I've read other questions about this, but they don't answer my question.

In the following code I understand that it checks if that bit is set, but my question is why?

bool test(uint8_t& flag)
{
   return flag & (1 << 4);
}

I don't get why it returns a bool and it works, flag is uint8_t and 1 << 4 should be something like this 00010000 (I think). Why does that code return the value of the desired single bit and not the rightmost or something like that?

War es hilfreich?

Lösung

The C++ draft standard section 4.12 Boolean conversions says (emphasis mine):

A prvalue of arithmetic, unscoped enumeration, pointer, or pointer to member type can be converted to a prvalue of type bool. A zero value, null pointer value, or null member pointer value is converted to false; any other value is converted to true. For direct-initialization (8.5), a prvalue of type std::nullptr_t can be converted to a prvalue of type bool; the resulting value is false.

So any non-zero value will be converted to true.

You expressed some doubts as to the result of 1 << 4 we have a quick way to check this using std::bitset:

#include <bitset>
#include <iostream>

int main() 
{
    std::bitset<8> b1(1<<4);

    std::cout << b1 << std::endl ;

    return 0;
}

and we can see the result is indeed 00010000 since bitwise and only set a bit to 1 if the bit in both operands are 1 then the result of flag & (1 << 4) will only be non-zero if bit 5 of flag is also 1.

Andere Tipps

An int can be converted to a bool. If its value is zero, the converted value ist false, otherwise it is true. Check it out yorself:

bool f = 0;
bool t = 5;

Prvalues of integral, floating-point, unscoped enumeration, pointer, and pointer-to-member types can be converted to prvalues of type bool.

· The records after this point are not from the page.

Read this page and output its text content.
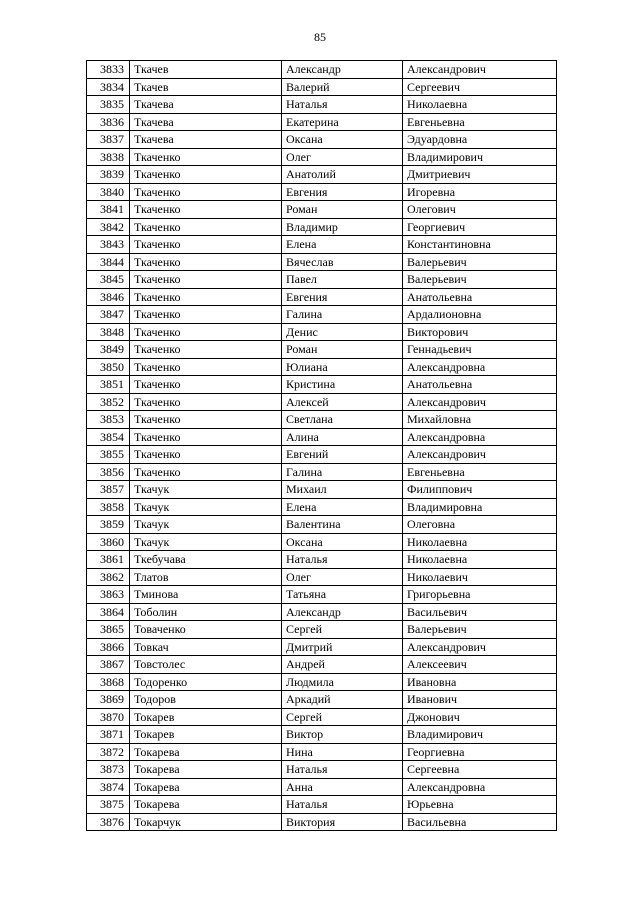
85
3833	Ткачев	Александр	Александрович
3834	Ткачев	Валерий	Сергеевич
3835	Ткачева	Наталья	Николаевна
3836	Ткачева	Екатерина	Евгеньевна
3837	Ткачева	Оксана	Эдуардовна
3838	Ткаченко	Олег	Владимирович
3839	Ткаченко	Анатолий	Дмитриевич
3840	Ткаченко	Евгения	Игоревна
3841	Ткаченко	Роман	Олегович
3842	Ткаченко	Владимир	Георгиевич
3843	Ткаченко	Елена	Константиновна
3844	Ткаченко	Вячеслав	Валерьевич
3845	Ткаченко	Павел	Валерьевич
3846	Ткаченко	Евгения	Анатольевна
3847	Ткаченко	Галина	Ардалионовна
3848	Ткаченко	Денис	Викторович
3849	Ткаченко	Роман	Геннадьевич
3850	Ткаченко	Юлиана	Александровна
3851	Ткаченко	Кристина	Анатольевна
3852	Ткаченко	Алексей	Александрович
3853	Ткаченко	Светлана	Михайловна
3854	Ткаченко	Алина	Александровна
3855	Ткаченко	Евгений	Александрович
3856	Ткаченко	Галина	Евгеньевна
3857	Ткачук	Михаил	Филиппович
3858	Ткачук	Елена	Владимировна
3859	Ткачук	Валентина	Олеговна
3860	Ткачук	Оксана	Николаевна
3861	Ткебучава	Наталья	Николаевна
3862	Тлатов	Олег	Николаевич
3863	Тминова	Татьяна	Григорьевна
3864	Тоболин	Александр	Васильевич
3865	Товаченко	Сергей	Валерьевич
3866	Товкач	Дмитрий	Александрович
3867	Товстолес	Андрей	Алексеевич
3868	Тодоренко	Людмила	Ивановна
3869	Тодоров	Аркадий	Иванович
3870	Токарев	Сергей	Джонович
3871	Токарев	Виктор	Владимирович
3872	Токарева	Нина	Георгиевна
3873	Токарева	Наталья	Сергеевна
3874	Токарева	Анна	Александровна
3875	Токарева	Наталья	Юрьевна
3876	Токарчук	Виктория	Васильевна
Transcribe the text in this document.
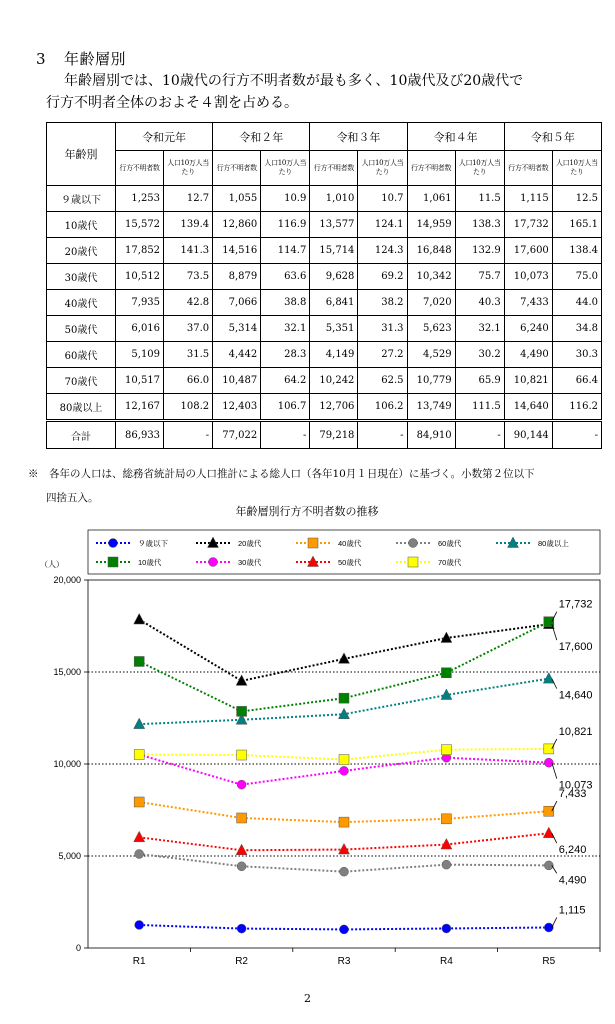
3 年齢層別

年齢層別では、10歳代の行方不明者数が最も多く、10歳代及び20歳代で

行方不明者全体のおよそ４割を占める。

年齢別	令和元年		令和２年		令和３年		令和４年		令和５年	
	行方不明者数	人口10万人当たり	行方不明者数	人口10万人当たり	行方不明者数	人口10万人当たり	行方不明者数	人口10万人当たり	行方不明者数	人口10万人当たり
９歳以下	1,253	12.7	1,055	10.9	1,010	10.7	1,061	11.5	1,115	12.5
10歳代	15,572	139.4	12,860	116.9	13,577	124.1	14,959	138.3	17,732	165.1
20歳代	17,852	141.3	14,516	114.7	15,714	124.3	16,848	132.9	17,600	138.4
30歳代	10,512	73.5	8,879	63.6	9,628	69.2	10,342	75.7	10,073	75.0
40歳代	7,935	42.8	7,066	38.8	6,841	38.2	7,020	40.3	7,433	44.0
50歳代	6,016	37.0	5,314	32.1	5,351	31.3	5,623	32.1	6,240	34.8
60歳代	5,109	31.5	4,442	28.3	4,149	27.2	4,529	30.2	4,490	30.3
70歳代	10,517	66.0	10,487	64.2	10,242	62.5	10,779	65.9	10,821	66.4
80歳以上	12,167	108.2	12,403	106.7	12,706	106.2	13,749	111.5	14,640	116.2
合計	86,933	-	77,022	-	79,218	-	84,910	-	90,144	-

※　各年の人口は、総務省統計局の人口推計による総人口（各年10月１日現在）に基づく。小数第２位以下

四捨五入。

年齢層別行方不明者数の推移
９歳以下	20歳代	40歳代	60歳代	80歳以上
10歳代	30歳代	50歳代	70歳代
（人）
0
5,000
10,000
15,000
20,000
R1	R2	R3	R4	R5
17,732
17,600
14,640
10,821
10,073
7,433
6,240
4,490
1,115
2
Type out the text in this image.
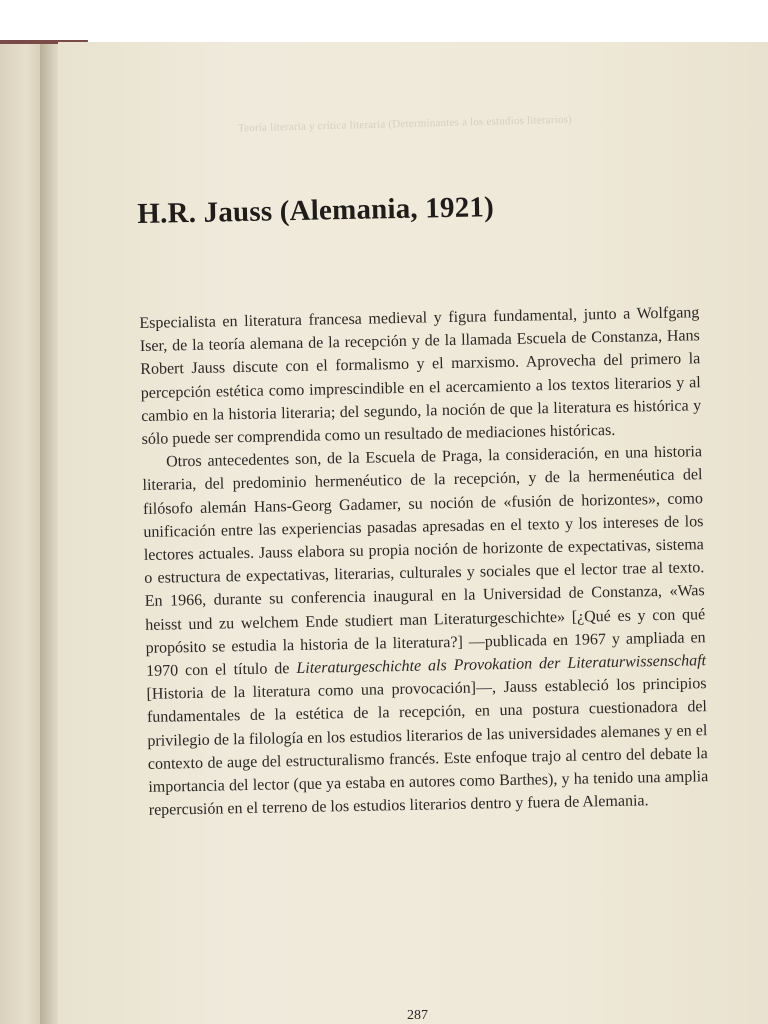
Teoría literaria y crítica literaria (Determinantes a los estudios literarios)
H.R. Jauss (Alemania, 1921)

Especialista en literatura francesa medieval y figura fundamental, junto a Wolfgang Iser, de la teoría alemana de la recepción y de la llamada Escuela de Constanza, Hans Robert Jauss discute con el formalismo y el marxismo. Aprovecha del primero la percepción estética como imprescindible en el acercamiento a los textos literarios y al cambio en la historia literaria; del segundo, la noción de que la literatura es histórica y sólo puede ser comprendida como un resultado de mediaciones históricas.

Otros antecedentes son, de la Escuela de Praga, la consideración, en una historia literaria, del predominio hermenéutico de la recepción, y de la hermenéutica del filósofo alemán Hans-Georg Gadamer, su noción de «fusión de horizontes», como unificación entre las experiencias pasadas apresadas en el texto y los intereses de los lectores actuales. Jauss elabora su propia noción de horizonte de expectativas, sistema o estructura de expectativas, literarias, culturales y sociales que el lector trae al texto. En 1966, durante su conferencia inaugural en la Universidad de Constanza, «Was heisst und zu welchem Ende studiert man Literaturgeschichte» [¿Qué es y con qué propósito se estudia la historia de la literatura?] —publicada en 1967 y ampliada en 1970 con el título de Literaturgeschichte als Provokation der Literaturwissenschaft [Historia de la literatura como una provocación]—, Jauss estableció los principios fundamentales de la estética de la recepción, en una postura cuestionadora del privilegio de la filología en los estudios literarios de las universidades alemanes y en el contexto de auge del estructuralismo francés. Este enfoque trajo al centro del debate la importancia del lector (que ya estaba en autores como Barthes), y ha tenido una amplia repercusión en el terreno de los estudios literarios dentro y fuera de Alemania.

287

The value zero (for integral, floating-point, and unscoped enumeration) and the null pointer and the null pointer-to-member values become false. All other values become true.

See: cppreference

The & operator performs a bitwise boolean AND operation. That means that a bit is set in the final output if, and only if, it is set in both inputs, so for example

  00011100
& 01010101
  --------
= 00010100

  11010101
& 01010101
  --------
= 01010101

So, if you use a mask that has only a single bit set it will return 0 if that bit is not set, and non-zero if it is set, e.g.

  11110111
& 00001000
  --------
= 00000000

  00001111
& 00001000
  --------
= 00001000

Then, since C++ will convert treat any non-zero value as true when converting to a bool and zero as false the function works.

Since this is also tagged C, C99 has this to say:

6.3.1.2 Boolean type

1 When any scalar value is converted to _Bool, the result is 0 if the value compares equal to 0; otherwise, the result is 1.